Joakim Soria had his Tommy John surgeries several years apart. (Photo by Mike Janes).

MLB has gotten involved in building a centralized database because, according to Conte, injuries in the game have been on the rise since 2007, with the last three seasons seeing the most injuries ever. Part of this, the panel agreed, was due to the fact that more injuries are being diagnosed by team doctors today. Players also are more willing to have those injuries treated than they had been in the past.

The discussion point most rich for player-development and scouting purposes centered on an expanded role for Pitch f/x technology, which records the velocity and movement of every pitch thrown in the major leagues. Conte conceded that while Pitch f/x cannot diagnose biomechanical issues, the technology could still be crucial at the minor league level to monitor changes in a pitcher's velocity, which could presage important mechanical adjustments or warn of danger ahead.

"Having success as a pitcher is all about repeating your delivery," Conte said, "and Pitch f/x can tip teams off to an injury."

Having access to universal Pitch f/x data also could help inform teams when making trades. “Velocity to me is one of the more telling pieces of information,” Conte said. “If you’re seeing a pitcher who dropped two miles per hour last year, do you really want to give him $10 million?”

The panel discussion understandably dwelled on the theme of pitcher injuries. Not only are injuries to pitchers more prevalent, but they’re also much more narrow in scope. More than 50 percent of pitcher injuries, it will come as no surprise to the reader, affect either the elbow or shoulder. (The most common injury type in the major leagues overall? The hamstring.)

Fleisig said that no pattern has been detected linking injuries to the professional pitcher with innings totals or pitch counts. Conte said the notion of the pitch count of 100 per start took hold after the publication of Craig Wright's 1990 book "The Diamond Appraised," but that the number is not rooted in hard science. For his part, Conte believes conditioning plays a larger role, in that minor league starters are never asked to throw more than 80-100 pitches, so their bodies are unprepared to take that next step in the majors.

He also shared an interesting point about how the Dodgers have come to view the idea of stressful innings.

"Pitchers tell me that it's not 30-pitch innings that are stressful," Conte said. "It's the runners-on-first-and-third-with-no-outs or bases-loaded situations that are truly stressful. That's why we've started looking at leverage index for pitchers as a indicator of stress, because we've seen a correlation between high stress and runs allowed."

The panel also talked about the history of Tommy John surgery rates and the number of full recoveries. Typically, about 18-20 major league pitchers will have the procedure each season, Conte said, though that rate doubled in 2012 for reasons that are not clear.

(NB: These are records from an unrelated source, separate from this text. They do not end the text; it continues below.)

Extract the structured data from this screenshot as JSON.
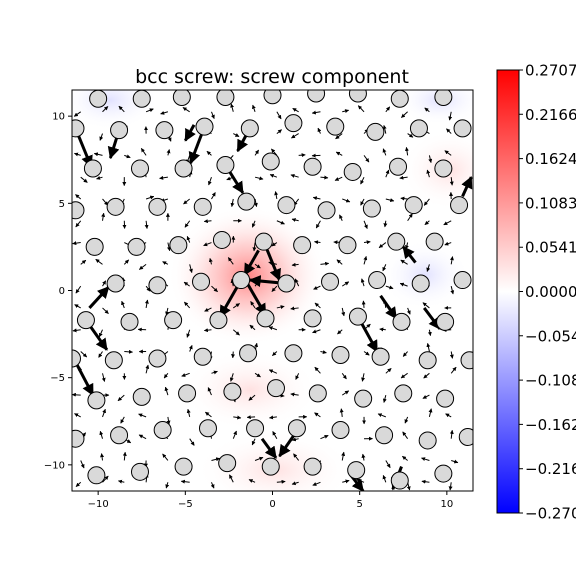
{
  "chart_data": {
    "type": "heatmap",
    "title": "bcc screw: screw component",
    "xlabel": "",
    "ylabel": "",
    "xlim": [
      -11.5,
      11.5
    ],
    "ylim": [
      -11.5,
      11.5
    ],
    "xticks": [
      -10,
      -5,
      0,
      5,
      10
    ],
    "yticks": [
      -10,
      -5,
      0,
      5,
      10
    ],
    "xtick_labels": [
      "−10",
      "−5",
      "0",
      "5",
      "10"
    ],
    "ytick_labels": [
      "−10",
      "−5",
      "0",
      "5",
      "10"
    ],
    "grid": false,
    "colormap": "bwr",
    "colorbar": {
      "min": -0.2707,
      "max": 0.2707,
      "ticks": [
        0.2707,
        0.2166,
        0.1624,
        0.1083,
        0.0541,
        0.0,
        -0.0541,
        -0.1083,
        -0.1624,
        -0.2166,
        -0.2707
      ],
      "tick_labels": [
        "0.2707",
        "0.2166",
        "0.1624",
        "0.1083",
        "0.0541",
        "0.0000",
        "−0.0541",
        "−0.1083",
        "−0.1624",
        "−0.2166",
        "−0.2707"
      ]
    },
    "colors": {
      "atom_fill": "#d9d9d9",
      "atom_edge": "#000000",
      "arrow": "#000000",
      "max_color": "#ff0000",
      "min_color": "#0000ff"
    },
    "atoms": [
      [
        -10.0,
        11.0
      ],
      [
        -7.5,
        11.0
      ],
      [
        -5.2,
        11.1
      ],
      [
        -2.7,
        11.1
      ],
      [
        0.0,
        11.2
      ],
      [
        2.5,
        11.3
      ],
      [
        4.9,
        11.3
      ],
      [
        7.3,
        11.0
      ],
      [
        9.8,
        11.1
      ],
      [
        -11.3,
        9.3
      ],
      [
        -8.8,
        9.2
      ],
      [
        -6.2,
        9.2
      ],
      [
        -3.9,
        9.4
      ],
      [
        -1.3,
        9.3
      ],
      [
        1.2,
        9.6
      ],
      [
        3.6,
        9.4
      ],
      [
        5.9,
        9.1
      ],
      [
        8.4,
        9.3
      ],
      [
        10.9,
        9.3
      ],
      [
        -10.3,
        7.0
      ],
      [
        -7.6,
        7.0
      ],
      [
        -5.1,
        7.0
      ],
      [
        -2.7,
        7.2
      ],
      [
        -0.1,
        7.4
      ],
      [
        2.3,
        7.1
      ],
      [
        4.6,
        6.8
      ],
      [
        7.2,
        7.1
      ],
      [
        9.8,
        7.0
      ],
      [
        -11.3,
        4.6
      ],
      [
        -9.0,
        4.8
      ],
      [
        -6.6,
        4.8
      ],
      [
        -4.0,
        4.8
      ],
      [
        -1.5,
        5.1
      ],
      [
        0.8,
        4.9
      ],
      [
        3.1,
        4.6
      ],
      [
        5.7,
        4.7
      ],
      [
        8.1,
        4.9
      ],
      [
        10.7,
        4.9
      ],
      [
        -10.2,
        2.5
      ],
      [
        -7.8,
        2.5
      ],
      [
        -5.4,
        2.6
      ],
      [
        -2.9,
        2.9
      ],
      [
        -0.5,
        2.8
      ],
      [
        1.7,
        2.6
      ],
      [
        4.3,
        2.6
      ],
      [
        7.1,
        2.8
      ],
      [
        9.3,
        2.8
      ],
      [
        -9.0,
        0.4
      ],
      [
        -6.6,
        0.3
      ],
      [
        -4.1,
        0.5
      ],
      [
        -1.8,
        0.6
      ],
      [
        0.8,
        0.4
      ],
      [
        3.3,
        0.5
      ],
      [
        6.0,
        0.6
      ],
      [
        8.5,
        0.4
      ],
      [
        10.9,
        0.6
      ],
      [
        -10.7,
        -1.7
      ],
      [
        -8.2,
        -1.8
      ],
      [
        -5.7,
        -1.7
      ],
      [
        -3.1,
        -1.7
      ],
      [
        -0.4,
        -1.6
      ],
      [
        2.3,
        -1.6
      ],
      [
        4.9,
        -1.5
      ],
      [
        7.4,
        -1.8
      ],
      [
        9.9,
        -1.8
      ],
      [
        -11.5,
        -3.9
      ],
      [
        -9.1,
        -4.0
      ],
      [
        -6.6,
        -3.9
      ],
      [
        -4.0,
        -3.8
      ],
      [
        -1.4,
        -3.6
      ],
      [
        1.2,
        -3.6
      ],
      [
        3.9,
        -3.7
      ],
      [
        6.2,
        -3.8
      ],
      [
        8.9,
        -4.0
      ],
      [
        11.3,
        -4.0
      ],
      [
        -10.1,
        -6.3
      ],
      [
        -7.5,
        -6.1
      ],
      [
        -4.9,
        -5.9
      ],
      [
        -2.3,
        -5.8
      ],
      [
        0.2,
        -5.6
      ],
      [
        2.6,
        -5.9
      ],
      [
        5.2,
        -6.2
      ],
      [
        7.5,
        -5.9
      ],
      [
        9.9,
        -6.2
      ],
      [
        -11.3,
        -8.5
      ],
      [
        -8.8,
        -8.3
      ],
      [
        -6.3,
        -8.0
      ],
      [
        -3.7,
        -7.9
      ],
      [
        -1.0,
        -7.9
      ],
      [
        1.4,
        -7.9
      ],
      [
        3.9,
        -8.0
      ],
      [
        6.4,
        -8.3
      ],
      [
        8.9,
        -8.6
      ],
      [
        11.2,
        -8.4
      ],
      [
        -10.1,
        -10.6
      ],
      [
        -7.6,
        -10.4
      ],
      [
        -5.1,
        -10.1
      ],
      [
        -2.6,
        -9.9
      ],
      [
        -0.1,
        -10.1
      ],
      [
        2.3,
        -10.1
      ],
      [
        4.8,
        -10.3
      ],
      [
        7.3,
        -10.9
      ],
      [
        9.8,
        -10.5
      ]
    ],
    "core_atoms": [
      [
        -1.8,
        0.6
      ],
      [
        0.8,
        0.4
      ],
      [
        -0.5,
        2.8
      ],
      [
        -3.1,
        -1.7
      ],
      [
        -0.4,
        -1.6
      ]
    ],
    "displacement_arrows": [
      [
        -11.3,
        9.3,
        -10.4,
        7.1
      ],
      [
        -8.8,
        9.2,
        -9.3,
        7.6
      ],
      [
        -3.9,
        9.4,
        -4.7,
        7.3
      ],
      [
        -1.3,
        9.3,
        -2.0,
        8.0
      ],
      [
        -2.7,
        7.2,
        -1.7,
        5.6
      ],
      [
        -0.5,
        2.8,
        0.4,
        0.6
      ],
      [
        0.8,
        0.4,
        -1.3,
        0.6
      ],
      [
        -1.8,
        0.6,
        -3.0,
        -1.5
      ],
      [
        -1.5,
        0.5,
        -0.4,
        -1.4
      ],
      [
        -0.8,
        2.3,
        -1.6,
        0.9
      ],
      [
        -10.5,
        -1.0,
        -9.4,
        0.2
      ],
      [
        -10.7,
        -1.7,
        -9.5,
        -3.4
      ],
      [
        -11.4,
        -3.9,
        -10.3,
        -6.0
      ],
      [
        -0.6,
        -8.5,
        0.2,
        -9.6
      ],
      [
        1.3,
        -8.2,
        0.4,
        -9.5
      ],
      [
        4.9,
        -1.5,
        6.0,
        -3.5
      ],
      [
        6.2,
        -0.3,
        7.1,
        -1.6
      ],
      [
        8.2,
        1.6,
        7.5,
        2.5
      ],
      [
        10.9,
        5.4,
        11.4,
        6.5
      ],
      [
        8.7,
        -1.0,
        9.6,
        -2.2
      ],
      [
        -4.5,
        9.5,
        -5.0,
        8.6
      ],
      [
        7.4,
        -10.1,
        6.9,
        -11.4
      ],
      [
        4.5,
        -10.6,
        5.2,
        -11.5
      ]
    ]
  }
}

Despite its safe reputation, TJ surgery carries more risk than is commonly acknowledged. About 74 percent of major league pitchers return to their pre-surgery levels of effectiveness, and that’s after a grueling rehab period lasting between 12-18 months. The good news is that now the medical science community has enough data to examine the procedure’s overall effectiveness.

"For the first five years with the new elbow ligament, the body accepts it," Fleisig said, "but after that time the body is not 100 percent happy with the ligament."

Conte had studied seven TJ surgery revisions—pitchers who had the procedure twice—but could draw no firm conclusions, save that the recovery for a second TJ surgery is longer, about 16-18 months.

Conte listed as examples Rangers reliever Joakim Soria, who went about eight or nine years between surgeries, and Diamondbacks righthander Daniel Hudson, who had a second procedure almost immediately after recovering from his first, though in that case Conte believes a failure in surgery or rehab is to blame.